TV STORE ONLINE:  With that bickering between in-laws...There seems to be so much truth in that even all these years later after the film's release.  In-laws aren't getting together usually...

DOOLEY: 
  I imagine that a lot of fathers resent paying for the wedding when the other family has the money to help too.  I'm sure if you scratch that surface you'll find that problem.

TV STORE ONLINE:  Of the handful of films that you worked on with Robert Altman...Which one do you think is his best and why?

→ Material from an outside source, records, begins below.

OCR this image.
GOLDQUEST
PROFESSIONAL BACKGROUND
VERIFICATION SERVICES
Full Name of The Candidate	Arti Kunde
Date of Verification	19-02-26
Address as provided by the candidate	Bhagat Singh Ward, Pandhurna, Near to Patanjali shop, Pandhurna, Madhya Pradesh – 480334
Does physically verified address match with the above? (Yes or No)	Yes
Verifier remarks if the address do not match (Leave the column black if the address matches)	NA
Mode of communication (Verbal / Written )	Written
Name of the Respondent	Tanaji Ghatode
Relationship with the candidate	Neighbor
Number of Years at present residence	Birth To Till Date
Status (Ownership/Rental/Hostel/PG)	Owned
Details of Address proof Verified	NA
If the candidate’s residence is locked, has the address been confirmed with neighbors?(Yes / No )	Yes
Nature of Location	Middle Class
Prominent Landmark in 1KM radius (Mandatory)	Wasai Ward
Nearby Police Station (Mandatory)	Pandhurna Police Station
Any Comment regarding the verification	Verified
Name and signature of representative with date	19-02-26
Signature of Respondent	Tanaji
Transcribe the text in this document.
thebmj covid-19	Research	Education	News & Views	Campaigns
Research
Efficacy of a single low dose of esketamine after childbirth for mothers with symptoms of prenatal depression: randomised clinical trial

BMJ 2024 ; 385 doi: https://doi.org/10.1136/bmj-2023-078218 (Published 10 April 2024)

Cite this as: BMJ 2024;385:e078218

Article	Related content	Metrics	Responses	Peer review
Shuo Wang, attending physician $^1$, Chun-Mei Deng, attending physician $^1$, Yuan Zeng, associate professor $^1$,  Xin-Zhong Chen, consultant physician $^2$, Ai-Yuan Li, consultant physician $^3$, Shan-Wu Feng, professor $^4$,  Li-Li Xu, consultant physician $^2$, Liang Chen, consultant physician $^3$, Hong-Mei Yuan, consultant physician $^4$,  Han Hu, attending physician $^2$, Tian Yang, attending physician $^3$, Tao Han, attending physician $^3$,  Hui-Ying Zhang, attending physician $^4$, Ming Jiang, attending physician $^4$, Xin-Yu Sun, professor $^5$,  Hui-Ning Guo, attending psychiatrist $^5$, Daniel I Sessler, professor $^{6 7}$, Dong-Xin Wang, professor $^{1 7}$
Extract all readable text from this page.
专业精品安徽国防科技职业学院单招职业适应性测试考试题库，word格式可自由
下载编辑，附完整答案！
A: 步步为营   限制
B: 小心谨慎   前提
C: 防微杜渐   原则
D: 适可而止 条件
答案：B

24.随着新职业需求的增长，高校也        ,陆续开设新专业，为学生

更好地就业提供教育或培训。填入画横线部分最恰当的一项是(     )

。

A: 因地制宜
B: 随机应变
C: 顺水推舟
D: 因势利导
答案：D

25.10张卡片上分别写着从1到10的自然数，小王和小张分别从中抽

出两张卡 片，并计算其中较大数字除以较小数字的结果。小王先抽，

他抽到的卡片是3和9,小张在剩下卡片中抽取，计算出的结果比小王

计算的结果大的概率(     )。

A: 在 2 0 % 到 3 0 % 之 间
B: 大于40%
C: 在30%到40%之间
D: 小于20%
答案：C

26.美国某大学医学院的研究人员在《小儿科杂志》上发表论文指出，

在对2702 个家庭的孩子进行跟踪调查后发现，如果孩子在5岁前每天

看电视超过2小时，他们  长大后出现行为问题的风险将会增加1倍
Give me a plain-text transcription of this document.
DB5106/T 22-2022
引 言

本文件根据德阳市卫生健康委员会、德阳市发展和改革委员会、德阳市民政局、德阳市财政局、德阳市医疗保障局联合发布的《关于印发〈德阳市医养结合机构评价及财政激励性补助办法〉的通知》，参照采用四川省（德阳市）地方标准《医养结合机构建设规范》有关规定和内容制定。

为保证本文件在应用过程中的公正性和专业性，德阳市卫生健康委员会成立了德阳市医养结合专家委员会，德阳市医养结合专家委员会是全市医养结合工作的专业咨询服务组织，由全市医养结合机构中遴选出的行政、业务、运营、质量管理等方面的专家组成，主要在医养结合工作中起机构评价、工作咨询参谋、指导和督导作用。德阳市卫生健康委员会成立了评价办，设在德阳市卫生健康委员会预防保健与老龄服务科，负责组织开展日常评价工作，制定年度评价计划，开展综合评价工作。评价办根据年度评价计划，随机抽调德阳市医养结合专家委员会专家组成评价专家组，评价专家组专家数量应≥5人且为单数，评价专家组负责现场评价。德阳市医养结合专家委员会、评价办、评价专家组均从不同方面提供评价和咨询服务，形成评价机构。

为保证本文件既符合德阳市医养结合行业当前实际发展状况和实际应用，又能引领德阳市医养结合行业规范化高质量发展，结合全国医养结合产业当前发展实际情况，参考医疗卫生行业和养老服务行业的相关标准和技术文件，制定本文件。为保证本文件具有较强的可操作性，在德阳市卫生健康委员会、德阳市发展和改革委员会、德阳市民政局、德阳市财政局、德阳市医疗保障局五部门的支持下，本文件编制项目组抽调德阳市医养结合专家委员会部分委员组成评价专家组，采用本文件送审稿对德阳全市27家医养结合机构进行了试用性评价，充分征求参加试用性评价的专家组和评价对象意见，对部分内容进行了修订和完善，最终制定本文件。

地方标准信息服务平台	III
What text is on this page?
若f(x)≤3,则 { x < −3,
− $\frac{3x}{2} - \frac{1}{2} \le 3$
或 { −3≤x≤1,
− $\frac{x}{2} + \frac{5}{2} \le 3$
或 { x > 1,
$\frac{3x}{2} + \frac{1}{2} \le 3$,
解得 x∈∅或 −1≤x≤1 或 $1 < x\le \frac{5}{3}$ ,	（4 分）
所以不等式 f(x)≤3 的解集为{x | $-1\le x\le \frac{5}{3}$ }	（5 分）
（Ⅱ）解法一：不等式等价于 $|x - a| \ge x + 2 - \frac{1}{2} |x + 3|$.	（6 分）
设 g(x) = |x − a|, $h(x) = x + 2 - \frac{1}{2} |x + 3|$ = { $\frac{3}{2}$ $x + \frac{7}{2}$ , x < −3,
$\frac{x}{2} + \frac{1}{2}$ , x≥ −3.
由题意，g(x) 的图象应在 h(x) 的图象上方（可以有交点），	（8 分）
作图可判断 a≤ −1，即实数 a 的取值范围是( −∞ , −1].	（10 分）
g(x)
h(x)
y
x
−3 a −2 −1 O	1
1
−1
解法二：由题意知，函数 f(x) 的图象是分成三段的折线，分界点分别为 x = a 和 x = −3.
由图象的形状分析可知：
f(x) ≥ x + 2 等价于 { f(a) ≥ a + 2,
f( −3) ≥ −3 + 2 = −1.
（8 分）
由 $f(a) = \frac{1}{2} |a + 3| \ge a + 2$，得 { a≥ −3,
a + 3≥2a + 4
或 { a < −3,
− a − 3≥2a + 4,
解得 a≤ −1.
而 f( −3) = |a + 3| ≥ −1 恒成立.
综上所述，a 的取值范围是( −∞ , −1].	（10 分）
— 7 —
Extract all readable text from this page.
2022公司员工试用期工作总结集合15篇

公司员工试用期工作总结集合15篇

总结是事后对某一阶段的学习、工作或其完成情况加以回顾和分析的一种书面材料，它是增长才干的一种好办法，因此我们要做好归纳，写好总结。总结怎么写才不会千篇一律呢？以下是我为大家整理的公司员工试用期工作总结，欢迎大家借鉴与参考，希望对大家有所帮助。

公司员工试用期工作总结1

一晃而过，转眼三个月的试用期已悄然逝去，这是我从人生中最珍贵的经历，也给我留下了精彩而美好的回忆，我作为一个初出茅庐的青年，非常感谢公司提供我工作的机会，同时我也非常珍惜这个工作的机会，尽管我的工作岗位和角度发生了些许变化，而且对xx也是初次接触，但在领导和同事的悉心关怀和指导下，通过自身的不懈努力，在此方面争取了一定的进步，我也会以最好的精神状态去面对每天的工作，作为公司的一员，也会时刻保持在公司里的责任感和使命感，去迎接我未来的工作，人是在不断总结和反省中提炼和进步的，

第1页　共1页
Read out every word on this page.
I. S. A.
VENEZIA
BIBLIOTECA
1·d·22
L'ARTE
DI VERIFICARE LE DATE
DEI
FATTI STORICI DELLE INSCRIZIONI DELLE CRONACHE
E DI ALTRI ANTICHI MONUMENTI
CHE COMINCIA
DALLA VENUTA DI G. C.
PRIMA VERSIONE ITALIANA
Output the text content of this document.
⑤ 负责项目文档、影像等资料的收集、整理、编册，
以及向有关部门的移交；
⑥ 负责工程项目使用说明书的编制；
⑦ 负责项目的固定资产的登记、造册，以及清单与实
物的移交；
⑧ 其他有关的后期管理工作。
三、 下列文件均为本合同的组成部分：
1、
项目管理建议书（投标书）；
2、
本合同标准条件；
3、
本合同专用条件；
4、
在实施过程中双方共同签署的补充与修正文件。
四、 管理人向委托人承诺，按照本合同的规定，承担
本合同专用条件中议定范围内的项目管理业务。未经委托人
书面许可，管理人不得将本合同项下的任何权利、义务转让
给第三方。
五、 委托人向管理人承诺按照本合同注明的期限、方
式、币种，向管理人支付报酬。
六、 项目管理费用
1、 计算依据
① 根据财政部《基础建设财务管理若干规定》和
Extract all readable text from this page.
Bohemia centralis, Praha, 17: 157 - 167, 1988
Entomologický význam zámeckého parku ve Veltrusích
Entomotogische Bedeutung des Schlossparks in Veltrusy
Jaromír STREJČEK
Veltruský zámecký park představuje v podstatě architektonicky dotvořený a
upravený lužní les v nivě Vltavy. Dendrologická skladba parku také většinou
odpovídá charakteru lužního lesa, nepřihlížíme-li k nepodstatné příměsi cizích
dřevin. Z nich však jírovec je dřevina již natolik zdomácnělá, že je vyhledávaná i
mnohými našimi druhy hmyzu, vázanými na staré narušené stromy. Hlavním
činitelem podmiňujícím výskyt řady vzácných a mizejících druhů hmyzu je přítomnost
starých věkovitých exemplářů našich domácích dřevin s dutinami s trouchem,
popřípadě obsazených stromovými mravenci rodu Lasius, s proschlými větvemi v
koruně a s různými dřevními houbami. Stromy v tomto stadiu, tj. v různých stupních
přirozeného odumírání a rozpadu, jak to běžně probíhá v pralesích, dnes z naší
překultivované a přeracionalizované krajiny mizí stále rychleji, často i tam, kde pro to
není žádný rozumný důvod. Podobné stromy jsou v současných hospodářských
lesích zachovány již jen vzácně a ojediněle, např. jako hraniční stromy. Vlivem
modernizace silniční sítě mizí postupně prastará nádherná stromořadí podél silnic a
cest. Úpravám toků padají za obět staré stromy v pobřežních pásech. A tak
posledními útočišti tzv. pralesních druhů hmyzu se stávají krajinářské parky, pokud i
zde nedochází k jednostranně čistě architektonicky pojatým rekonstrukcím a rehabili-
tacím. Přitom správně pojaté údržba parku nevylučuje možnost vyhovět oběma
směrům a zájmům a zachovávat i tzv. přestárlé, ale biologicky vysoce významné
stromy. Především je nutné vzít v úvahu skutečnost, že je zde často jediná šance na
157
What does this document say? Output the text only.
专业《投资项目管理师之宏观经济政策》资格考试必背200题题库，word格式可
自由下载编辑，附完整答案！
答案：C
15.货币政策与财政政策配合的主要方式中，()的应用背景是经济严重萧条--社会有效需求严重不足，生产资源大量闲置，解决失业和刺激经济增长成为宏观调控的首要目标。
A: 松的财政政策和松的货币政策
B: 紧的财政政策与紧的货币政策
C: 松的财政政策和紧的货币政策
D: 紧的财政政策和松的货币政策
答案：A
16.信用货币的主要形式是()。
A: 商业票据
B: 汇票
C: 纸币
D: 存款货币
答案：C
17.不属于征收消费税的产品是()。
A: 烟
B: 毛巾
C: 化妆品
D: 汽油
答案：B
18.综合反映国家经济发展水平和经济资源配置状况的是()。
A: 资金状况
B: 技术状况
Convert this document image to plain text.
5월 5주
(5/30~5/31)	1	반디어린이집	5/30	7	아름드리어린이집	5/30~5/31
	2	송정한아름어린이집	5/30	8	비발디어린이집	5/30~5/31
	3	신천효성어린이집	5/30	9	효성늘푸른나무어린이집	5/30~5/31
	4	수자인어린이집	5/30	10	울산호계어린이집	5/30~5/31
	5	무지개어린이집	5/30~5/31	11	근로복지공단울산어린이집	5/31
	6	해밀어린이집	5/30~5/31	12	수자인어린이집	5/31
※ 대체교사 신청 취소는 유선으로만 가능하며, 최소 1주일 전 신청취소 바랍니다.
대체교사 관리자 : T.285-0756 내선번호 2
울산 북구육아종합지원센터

DOOLEY:  I think POPEYE is the best (1980). I like it best because of the actors and the environment in which we shot it.   None of us actors thought that we were shooting in Malta.  We all felt like we were actually living in Sweethaven.   It was a great experience.  We shot that for six months and that had been the longest I had ever worked on a film.  POPEYE didn't work because at the end there was a chase and it was a chase with boats, and boats only go about five miles an hour.    Altman was really good at creating characters and place and dialogue.   I didn't think much of O.C. & STIGGS (1985) and I don't think H.E.A.L.T.H.(1980) is that great of an film overall, but I really think PERFECT COUPLE and A WEDDING are great films.

Really though, it doesn't matter when you think about. The most important thing about working with Altman wasn't the work that we were creating, but the experience of making it with him.